To add an Azure SQL DW Upload Task, drag-drop it from SSIS Toolbox to the designer canvas, and double-click or right-click and click Edit to see the task editor dialog box.

On the General page, configure the following properties.

Field Description
LocalDirectory Specifies the local directory that contains the data files to be uploaded.
Recursively Specifies whether to recursively search sub-directories.
FileName Specifies a name filter to select files with certain name pattern. E.g. MySheet*.xsl* will include files such as MySheet001.xsl and MySheetABC.xslx.
RowDelimiter Specifies the character(s) that marks the end of each row.
ColumnDelimiter Specifies one or more characters that mark the end of each column. E.g. | (pipe), \t (tab), ' (single quote), " (double quote), and 0x5c (backslash).
IsFirstRowHeader Specifies whether the first row in each data file contains column names instead of actual data.
AzureStorageConnection Specifies an Azure Storage connection manager.
BlobContainer Specifies the name of blob container to which local data will be uploaded and relayed to Azure DW via PolyBase. A new container will be created if it does not exist.
BlobDirectory Specifies the blob directory (virtual hierarchical structure) to which local data will be uploaded and relayed to Azure DW via PolyBase.
RetainFiles Specifies whether to retain the files uploaded to Azure Storage.
CompressionType Specifies the compression format to use upon uploading files to Azure Storage. Local source is not affected.
CompressionLevel Specifies the compression level to use for the compression format.
AzureDwConnection Specifies an ADO.NET connection manager for Azure SQL DW.
TableName Specifies name of the destination table. Either choose an existing table name, or create a new one by choosing <New Table ...>.
TableDistribution Specifies the distribution method for new table. Applies if a new table name is specified for TableName.
HashColumnName Specifies the column used for hash table distribution. Applies if HASH is specified for TableDistribution.

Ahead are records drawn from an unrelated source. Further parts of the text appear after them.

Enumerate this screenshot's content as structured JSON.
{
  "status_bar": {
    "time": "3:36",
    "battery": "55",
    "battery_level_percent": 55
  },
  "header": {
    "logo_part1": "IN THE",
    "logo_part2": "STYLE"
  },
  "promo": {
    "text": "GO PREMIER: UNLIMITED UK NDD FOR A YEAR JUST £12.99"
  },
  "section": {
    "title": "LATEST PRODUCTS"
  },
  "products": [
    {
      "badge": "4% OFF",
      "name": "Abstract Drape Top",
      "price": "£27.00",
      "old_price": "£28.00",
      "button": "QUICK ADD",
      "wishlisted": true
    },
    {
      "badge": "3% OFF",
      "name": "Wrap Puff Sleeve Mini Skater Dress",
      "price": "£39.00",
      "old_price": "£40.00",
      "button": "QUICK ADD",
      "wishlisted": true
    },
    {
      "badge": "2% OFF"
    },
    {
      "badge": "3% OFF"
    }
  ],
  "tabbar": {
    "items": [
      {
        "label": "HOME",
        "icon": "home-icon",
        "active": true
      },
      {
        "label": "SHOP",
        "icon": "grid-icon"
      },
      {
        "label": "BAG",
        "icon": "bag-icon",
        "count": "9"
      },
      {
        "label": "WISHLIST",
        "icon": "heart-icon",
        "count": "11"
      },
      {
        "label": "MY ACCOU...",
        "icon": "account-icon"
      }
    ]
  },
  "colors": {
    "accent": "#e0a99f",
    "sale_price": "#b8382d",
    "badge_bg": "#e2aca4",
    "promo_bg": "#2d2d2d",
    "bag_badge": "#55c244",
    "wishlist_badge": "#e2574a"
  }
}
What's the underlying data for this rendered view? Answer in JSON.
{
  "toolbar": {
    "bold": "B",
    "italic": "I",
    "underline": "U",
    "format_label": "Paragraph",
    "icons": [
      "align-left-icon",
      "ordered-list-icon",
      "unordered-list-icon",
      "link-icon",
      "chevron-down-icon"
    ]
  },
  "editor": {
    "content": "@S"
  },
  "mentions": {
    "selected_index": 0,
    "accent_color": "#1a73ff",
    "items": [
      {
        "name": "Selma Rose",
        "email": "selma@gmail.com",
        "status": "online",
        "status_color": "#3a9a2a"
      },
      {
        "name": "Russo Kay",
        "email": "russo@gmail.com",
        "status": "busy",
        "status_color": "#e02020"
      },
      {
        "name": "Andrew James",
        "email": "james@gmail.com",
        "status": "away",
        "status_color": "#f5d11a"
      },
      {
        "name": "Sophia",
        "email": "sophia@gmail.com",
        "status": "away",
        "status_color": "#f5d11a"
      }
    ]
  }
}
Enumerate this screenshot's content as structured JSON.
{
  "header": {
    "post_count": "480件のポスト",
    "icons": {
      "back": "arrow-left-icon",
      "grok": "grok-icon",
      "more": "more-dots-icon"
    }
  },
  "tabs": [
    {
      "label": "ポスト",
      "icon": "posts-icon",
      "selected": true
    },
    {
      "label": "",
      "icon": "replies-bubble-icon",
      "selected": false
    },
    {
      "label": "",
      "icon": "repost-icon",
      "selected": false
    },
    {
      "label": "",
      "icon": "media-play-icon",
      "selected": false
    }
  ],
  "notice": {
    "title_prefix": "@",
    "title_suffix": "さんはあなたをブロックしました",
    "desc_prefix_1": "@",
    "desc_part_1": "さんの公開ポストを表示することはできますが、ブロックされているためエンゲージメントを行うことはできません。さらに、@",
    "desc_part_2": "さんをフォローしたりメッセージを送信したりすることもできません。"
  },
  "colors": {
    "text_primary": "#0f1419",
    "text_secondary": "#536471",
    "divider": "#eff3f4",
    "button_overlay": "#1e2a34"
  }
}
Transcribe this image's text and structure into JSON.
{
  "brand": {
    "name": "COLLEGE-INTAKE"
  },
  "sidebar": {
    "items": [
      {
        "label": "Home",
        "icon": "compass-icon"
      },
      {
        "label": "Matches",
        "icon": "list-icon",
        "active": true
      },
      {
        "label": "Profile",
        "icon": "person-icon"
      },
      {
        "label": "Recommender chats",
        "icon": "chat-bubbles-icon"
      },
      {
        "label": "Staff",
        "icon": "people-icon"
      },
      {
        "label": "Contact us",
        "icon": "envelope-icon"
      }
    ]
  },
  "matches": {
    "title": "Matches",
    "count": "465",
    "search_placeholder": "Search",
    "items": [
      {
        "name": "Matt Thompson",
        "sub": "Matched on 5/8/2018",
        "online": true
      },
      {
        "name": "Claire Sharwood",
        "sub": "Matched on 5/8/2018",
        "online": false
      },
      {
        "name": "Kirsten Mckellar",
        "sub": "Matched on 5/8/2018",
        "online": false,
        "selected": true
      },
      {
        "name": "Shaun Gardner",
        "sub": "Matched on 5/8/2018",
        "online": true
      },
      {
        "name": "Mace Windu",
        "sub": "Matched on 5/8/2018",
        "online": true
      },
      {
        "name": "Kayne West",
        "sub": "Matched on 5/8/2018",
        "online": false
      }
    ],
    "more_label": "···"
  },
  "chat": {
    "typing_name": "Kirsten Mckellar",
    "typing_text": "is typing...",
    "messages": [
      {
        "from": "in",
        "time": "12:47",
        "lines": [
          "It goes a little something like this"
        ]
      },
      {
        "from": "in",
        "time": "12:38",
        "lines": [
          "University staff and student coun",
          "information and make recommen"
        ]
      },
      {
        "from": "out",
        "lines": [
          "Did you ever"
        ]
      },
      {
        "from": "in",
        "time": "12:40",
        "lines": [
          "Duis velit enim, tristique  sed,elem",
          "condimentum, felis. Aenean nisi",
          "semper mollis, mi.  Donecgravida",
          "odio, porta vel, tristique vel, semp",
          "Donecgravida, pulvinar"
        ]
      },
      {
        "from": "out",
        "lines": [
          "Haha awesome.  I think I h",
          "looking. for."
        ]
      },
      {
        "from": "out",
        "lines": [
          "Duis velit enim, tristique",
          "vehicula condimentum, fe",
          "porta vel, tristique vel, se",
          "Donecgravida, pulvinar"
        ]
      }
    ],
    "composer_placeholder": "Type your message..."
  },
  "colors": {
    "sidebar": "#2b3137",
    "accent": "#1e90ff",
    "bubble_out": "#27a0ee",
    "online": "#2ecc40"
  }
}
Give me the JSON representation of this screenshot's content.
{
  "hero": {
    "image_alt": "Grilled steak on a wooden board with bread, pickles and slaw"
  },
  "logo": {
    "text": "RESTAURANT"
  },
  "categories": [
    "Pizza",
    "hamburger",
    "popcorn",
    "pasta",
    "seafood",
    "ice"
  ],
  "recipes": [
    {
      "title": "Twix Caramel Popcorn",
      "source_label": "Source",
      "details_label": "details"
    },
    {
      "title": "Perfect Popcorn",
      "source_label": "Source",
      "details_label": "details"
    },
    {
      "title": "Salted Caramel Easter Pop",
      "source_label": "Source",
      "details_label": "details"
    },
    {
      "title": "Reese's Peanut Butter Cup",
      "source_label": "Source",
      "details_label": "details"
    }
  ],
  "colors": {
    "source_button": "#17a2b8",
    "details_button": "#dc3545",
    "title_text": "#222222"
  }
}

You will see a different Mappings page depending on whether you are uploading to a new table or to an existing one. In the former case, configure which source columns are to be mapped and their corresponding names in the to-be-created destination table. In the latter case, configure the mapping relationships between source and destination columns.

On the Columns page, configure the data type properties for each source column.

The T-SQL page shows the T-SQL used to load data from Azure Blob Storage to Azure SQL DW. The T-SQL is automatically generated from configurations on the other pages, and will be executed as part of the task execution. You may choose to manually edit the generated T-SQL to meet your particular needs by clicking the Edit button. You can revert to the automatically generated one later on by clicking the Reset button.